Sauvagerie et lâcheté
Son statut, cependant, évolue avec l’apparition des procédés métallurgiques – et, dans le domaine de la guerre, avec l’apparition des lances et des épées. L’arc va dès lors, du moins dans le monde occidental, faire l’objet d’une dévalorisation. « Grèce ancienne et France médiévale s’accordent pour donner à l’arc un statut inférieur dans la hiérarchie des armes, qu’il soit réservé à une activité inférieure à la guerre, à savoir la chasse, ou qu’il soit mis entre les mains d’individus distincts de l’homme libre ou noble guerrier », résume l’historien Bernard Sergent dans son article « Arc » (in revue Metis, 1991). Cette dévalorisation s’observe en particulier dans l’Iliade, comme le remarque un autre historien, Bruno Dumézil, dans son livre Les Barbares (PUF, 2016). Pâris est méprisé par Diomède parce qu’il privilégie l’arc à l’épée, au corps à corps. Achille, le grand guerrier achéen, refuse l’arc de son mentor, le centaure Chiron (qui n’est pas entièrement un homme, mais un hybride d’animal). De ce point de vue, il n’est pas étonnant que « l’on doive à la félonie d’un barbare, et non d’un Grec, la rupture de la trêve entre Grecs et Troyens. C’est le Lycien Pandare qui déclenche la reprise des combats en blessant Ménélas d’une flèche tirée de son arc ».
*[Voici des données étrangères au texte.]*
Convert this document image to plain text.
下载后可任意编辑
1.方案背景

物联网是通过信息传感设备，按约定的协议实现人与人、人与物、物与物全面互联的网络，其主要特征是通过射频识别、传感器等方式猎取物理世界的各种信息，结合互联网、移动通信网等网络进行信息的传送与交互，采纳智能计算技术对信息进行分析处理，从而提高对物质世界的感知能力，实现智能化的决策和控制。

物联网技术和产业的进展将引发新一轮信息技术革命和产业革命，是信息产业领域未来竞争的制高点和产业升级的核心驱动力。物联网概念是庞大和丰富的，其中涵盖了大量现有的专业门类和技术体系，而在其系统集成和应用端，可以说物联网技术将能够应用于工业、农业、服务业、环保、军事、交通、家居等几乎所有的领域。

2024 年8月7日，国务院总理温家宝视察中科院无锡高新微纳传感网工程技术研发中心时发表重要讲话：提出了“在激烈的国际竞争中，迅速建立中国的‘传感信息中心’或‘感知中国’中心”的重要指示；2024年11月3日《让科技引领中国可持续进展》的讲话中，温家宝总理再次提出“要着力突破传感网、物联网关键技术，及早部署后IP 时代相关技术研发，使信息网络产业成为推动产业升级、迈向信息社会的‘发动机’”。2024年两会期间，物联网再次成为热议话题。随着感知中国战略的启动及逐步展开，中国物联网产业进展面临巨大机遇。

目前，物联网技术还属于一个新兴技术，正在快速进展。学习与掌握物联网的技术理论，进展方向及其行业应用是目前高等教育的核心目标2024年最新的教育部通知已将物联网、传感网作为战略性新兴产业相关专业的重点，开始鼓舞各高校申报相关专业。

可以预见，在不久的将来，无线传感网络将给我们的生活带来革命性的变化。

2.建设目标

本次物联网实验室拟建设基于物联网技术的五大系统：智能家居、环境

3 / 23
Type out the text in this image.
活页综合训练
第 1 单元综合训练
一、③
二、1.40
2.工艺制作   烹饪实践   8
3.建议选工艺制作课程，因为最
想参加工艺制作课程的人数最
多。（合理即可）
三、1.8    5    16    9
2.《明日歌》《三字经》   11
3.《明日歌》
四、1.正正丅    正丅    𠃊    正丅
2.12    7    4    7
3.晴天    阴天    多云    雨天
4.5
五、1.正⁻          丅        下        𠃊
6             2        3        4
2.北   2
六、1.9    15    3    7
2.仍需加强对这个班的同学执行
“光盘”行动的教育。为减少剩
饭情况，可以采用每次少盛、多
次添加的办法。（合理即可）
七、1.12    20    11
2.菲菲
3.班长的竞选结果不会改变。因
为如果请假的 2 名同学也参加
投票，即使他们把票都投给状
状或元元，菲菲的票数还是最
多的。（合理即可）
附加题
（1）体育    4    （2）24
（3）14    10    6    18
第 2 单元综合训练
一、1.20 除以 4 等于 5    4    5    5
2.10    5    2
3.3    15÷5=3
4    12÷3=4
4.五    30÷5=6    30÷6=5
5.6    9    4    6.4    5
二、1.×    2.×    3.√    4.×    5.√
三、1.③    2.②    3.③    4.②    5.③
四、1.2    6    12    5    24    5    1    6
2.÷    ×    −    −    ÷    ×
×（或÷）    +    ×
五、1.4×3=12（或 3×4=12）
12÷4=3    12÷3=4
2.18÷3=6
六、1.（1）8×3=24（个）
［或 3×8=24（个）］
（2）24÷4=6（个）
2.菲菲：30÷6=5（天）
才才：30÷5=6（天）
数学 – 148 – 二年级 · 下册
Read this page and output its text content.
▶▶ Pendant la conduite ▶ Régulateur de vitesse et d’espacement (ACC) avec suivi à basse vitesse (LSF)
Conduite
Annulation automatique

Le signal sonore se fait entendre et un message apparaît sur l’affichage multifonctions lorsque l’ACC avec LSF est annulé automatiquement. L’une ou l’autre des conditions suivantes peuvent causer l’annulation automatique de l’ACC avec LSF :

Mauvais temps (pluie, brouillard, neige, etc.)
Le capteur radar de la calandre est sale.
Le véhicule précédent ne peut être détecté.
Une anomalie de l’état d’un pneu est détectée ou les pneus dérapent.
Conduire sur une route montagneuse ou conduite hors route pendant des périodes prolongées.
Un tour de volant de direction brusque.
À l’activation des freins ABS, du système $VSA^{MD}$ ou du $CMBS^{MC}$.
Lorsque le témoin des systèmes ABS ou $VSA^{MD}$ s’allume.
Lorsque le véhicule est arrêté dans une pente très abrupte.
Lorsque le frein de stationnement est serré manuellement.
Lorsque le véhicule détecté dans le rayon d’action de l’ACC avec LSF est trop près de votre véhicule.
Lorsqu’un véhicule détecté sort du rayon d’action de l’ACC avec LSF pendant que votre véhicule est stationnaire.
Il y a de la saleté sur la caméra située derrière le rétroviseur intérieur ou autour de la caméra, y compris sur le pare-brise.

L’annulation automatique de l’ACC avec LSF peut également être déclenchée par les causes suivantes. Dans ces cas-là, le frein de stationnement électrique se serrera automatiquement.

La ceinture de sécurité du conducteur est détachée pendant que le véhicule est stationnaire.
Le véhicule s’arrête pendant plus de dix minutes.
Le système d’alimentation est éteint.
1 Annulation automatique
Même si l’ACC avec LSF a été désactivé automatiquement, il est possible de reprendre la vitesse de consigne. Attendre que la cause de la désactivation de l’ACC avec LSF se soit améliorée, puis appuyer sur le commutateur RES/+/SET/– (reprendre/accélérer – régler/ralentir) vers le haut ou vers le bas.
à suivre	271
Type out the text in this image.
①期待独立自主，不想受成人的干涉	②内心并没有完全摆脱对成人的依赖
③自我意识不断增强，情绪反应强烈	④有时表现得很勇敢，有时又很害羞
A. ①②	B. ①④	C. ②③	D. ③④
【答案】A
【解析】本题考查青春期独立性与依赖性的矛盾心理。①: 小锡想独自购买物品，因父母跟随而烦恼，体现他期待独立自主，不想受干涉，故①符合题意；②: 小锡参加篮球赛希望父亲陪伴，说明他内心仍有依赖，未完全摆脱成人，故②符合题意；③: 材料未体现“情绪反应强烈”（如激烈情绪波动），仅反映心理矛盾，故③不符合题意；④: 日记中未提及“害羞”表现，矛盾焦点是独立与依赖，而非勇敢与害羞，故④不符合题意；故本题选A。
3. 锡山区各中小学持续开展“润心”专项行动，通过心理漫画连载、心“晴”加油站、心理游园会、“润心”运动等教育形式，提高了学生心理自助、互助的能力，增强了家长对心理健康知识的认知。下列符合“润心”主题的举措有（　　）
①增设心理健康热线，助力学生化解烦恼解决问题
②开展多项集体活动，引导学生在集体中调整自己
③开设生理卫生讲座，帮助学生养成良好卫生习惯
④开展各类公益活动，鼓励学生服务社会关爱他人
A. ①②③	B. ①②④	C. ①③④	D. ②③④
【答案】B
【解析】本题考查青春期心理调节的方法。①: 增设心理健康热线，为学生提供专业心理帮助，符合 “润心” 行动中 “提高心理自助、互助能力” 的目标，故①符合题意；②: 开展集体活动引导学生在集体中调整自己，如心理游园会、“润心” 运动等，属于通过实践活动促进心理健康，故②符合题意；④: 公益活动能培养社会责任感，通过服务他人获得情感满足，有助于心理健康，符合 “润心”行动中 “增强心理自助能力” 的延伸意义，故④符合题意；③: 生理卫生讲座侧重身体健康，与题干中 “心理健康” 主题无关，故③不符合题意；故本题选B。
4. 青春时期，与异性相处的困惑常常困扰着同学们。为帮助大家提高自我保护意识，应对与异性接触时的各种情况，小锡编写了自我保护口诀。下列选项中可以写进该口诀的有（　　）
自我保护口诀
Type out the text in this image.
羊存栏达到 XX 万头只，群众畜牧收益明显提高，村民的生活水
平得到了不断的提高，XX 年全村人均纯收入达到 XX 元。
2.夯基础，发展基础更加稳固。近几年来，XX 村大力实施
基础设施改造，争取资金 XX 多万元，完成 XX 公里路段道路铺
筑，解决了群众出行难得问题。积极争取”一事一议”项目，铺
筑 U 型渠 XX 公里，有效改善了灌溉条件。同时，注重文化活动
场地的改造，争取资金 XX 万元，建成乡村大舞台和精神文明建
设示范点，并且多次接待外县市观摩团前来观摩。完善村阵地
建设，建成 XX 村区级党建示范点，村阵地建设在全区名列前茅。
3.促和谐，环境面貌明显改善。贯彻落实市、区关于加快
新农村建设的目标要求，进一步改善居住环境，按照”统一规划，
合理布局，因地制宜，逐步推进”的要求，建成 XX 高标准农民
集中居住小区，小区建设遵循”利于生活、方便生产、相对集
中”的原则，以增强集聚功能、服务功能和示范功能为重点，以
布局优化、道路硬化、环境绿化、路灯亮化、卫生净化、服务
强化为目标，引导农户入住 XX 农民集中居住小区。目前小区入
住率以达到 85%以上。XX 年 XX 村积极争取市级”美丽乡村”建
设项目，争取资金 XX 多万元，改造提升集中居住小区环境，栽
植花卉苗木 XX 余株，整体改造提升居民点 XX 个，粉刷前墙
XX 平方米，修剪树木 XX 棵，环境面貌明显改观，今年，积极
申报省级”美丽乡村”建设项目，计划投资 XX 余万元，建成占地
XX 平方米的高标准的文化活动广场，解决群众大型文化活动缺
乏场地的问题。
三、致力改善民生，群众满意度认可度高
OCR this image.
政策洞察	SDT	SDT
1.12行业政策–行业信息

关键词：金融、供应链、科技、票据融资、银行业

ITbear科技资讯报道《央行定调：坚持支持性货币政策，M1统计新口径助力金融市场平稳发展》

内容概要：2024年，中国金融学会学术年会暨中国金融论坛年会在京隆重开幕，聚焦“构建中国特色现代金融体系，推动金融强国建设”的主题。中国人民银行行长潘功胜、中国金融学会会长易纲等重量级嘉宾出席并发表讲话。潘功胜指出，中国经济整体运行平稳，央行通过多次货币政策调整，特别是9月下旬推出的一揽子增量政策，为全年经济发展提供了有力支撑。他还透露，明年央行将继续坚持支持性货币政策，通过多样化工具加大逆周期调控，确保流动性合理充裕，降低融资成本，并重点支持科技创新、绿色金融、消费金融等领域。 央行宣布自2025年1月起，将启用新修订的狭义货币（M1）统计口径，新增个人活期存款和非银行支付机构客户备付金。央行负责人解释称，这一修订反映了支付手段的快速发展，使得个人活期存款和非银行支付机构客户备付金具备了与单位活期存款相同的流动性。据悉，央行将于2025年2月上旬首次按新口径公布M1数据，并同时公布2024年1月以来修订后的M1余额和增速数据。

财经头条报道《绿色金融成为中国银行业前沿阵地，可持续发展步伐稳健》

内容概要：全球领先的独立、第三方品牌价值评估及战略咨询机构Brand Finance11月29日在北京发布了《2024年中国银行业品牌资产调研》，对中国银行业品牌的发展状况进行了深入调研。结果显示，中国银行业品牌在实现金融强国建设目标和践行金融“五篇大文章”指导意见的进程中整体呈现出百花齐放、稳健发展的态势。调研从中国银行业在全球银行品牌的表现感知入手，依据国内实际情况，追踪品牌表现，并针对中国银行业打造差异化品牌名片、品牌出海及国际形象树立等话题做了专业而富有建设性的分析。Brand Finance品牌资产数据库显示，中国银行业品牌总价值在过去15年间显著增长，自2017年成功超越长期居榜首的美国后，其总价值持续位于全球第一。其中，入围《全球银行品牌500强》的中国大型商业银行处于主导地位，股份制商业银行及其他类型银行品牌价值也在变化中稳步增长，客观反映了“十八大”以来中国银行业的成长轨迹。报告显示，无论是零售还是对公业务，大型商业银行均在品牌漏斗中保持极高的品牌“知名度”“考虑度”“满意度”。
“La flèche disqualifie celui qui l’utilise, à la différence de l’épée qui exige le combat rapproché et donc le courage et le mépris de la vie”
L’arc est l’arme du barbare, du non-civilisé – l’arme d’Artémis, déesse de la chasse et du monde sauvage. Elle est l’arme de l’homme sans honneur, qui mérite à peine le nom d’homme pour autant qui n’a pas le courage de mettre sa vie en jeu dans le combat rapproche, qui tue sans s’exposer au danger. Dumézil évoque « l’opposition largement exploitée par la suite, entre l’hoplite grec, dont le courage s’illustre dans le combat au corps à corps, et le barbare armé de l’arc, qui serait caractéristique de sa lâcheté ». Le motif se prolonge jusque dans la rencontre des Européens avec les indigènes de l’Amérique récemment découverte, comme l’écrit l’universitaire Frank Lestringant dans Sous la leçon des vents (Classiques Garnier, 2003) : « Dans les récits de voyage au Nouveau Monde, il est indéniable que l’arc et les flèches expriment une infériorité tangible par rapport à l’Européen […] sur le plan symbolique et moral : la flèche disqualifie celui qui l’utilise, à la différence de l’épée qui exige le combat rapproché etdonc le courage et le mépris de la vie. La flèche tirée de loin, et parfois de dos […] s’accommode […] de la plus parfaite lâcheté. »
Les ambiguïtés de la ruse
De motif d’ingéniosité, l’arc se mue au contraire en primitivité : il devient l’apanage d’une existence sauvage réduite à l’exigence de sa propre survie, qui refuse de se sacrifier pour quelque chose de plus grand qu’elle-même. Il est en même temps l’indice d’une arriération technique, car il est l’arme des sociétés qui n’ont pas maîtrisé la métallurgie, l’« art de forger les métaux », et en sont restées à des techniques beaucoup moins complexes d’armement. La confection de l’arc se heurte à la résistance des matériaux utilisés, qu’il s’agisse de tailler, de sculpter, etc. La métallurgie, adossée à une importante industrie d’extraction et de forge, fait entrer dans un autre monde : celui de la malléabilité, qui ouvre à l’esprit humain un espace beaucoup plus large d’inventivité.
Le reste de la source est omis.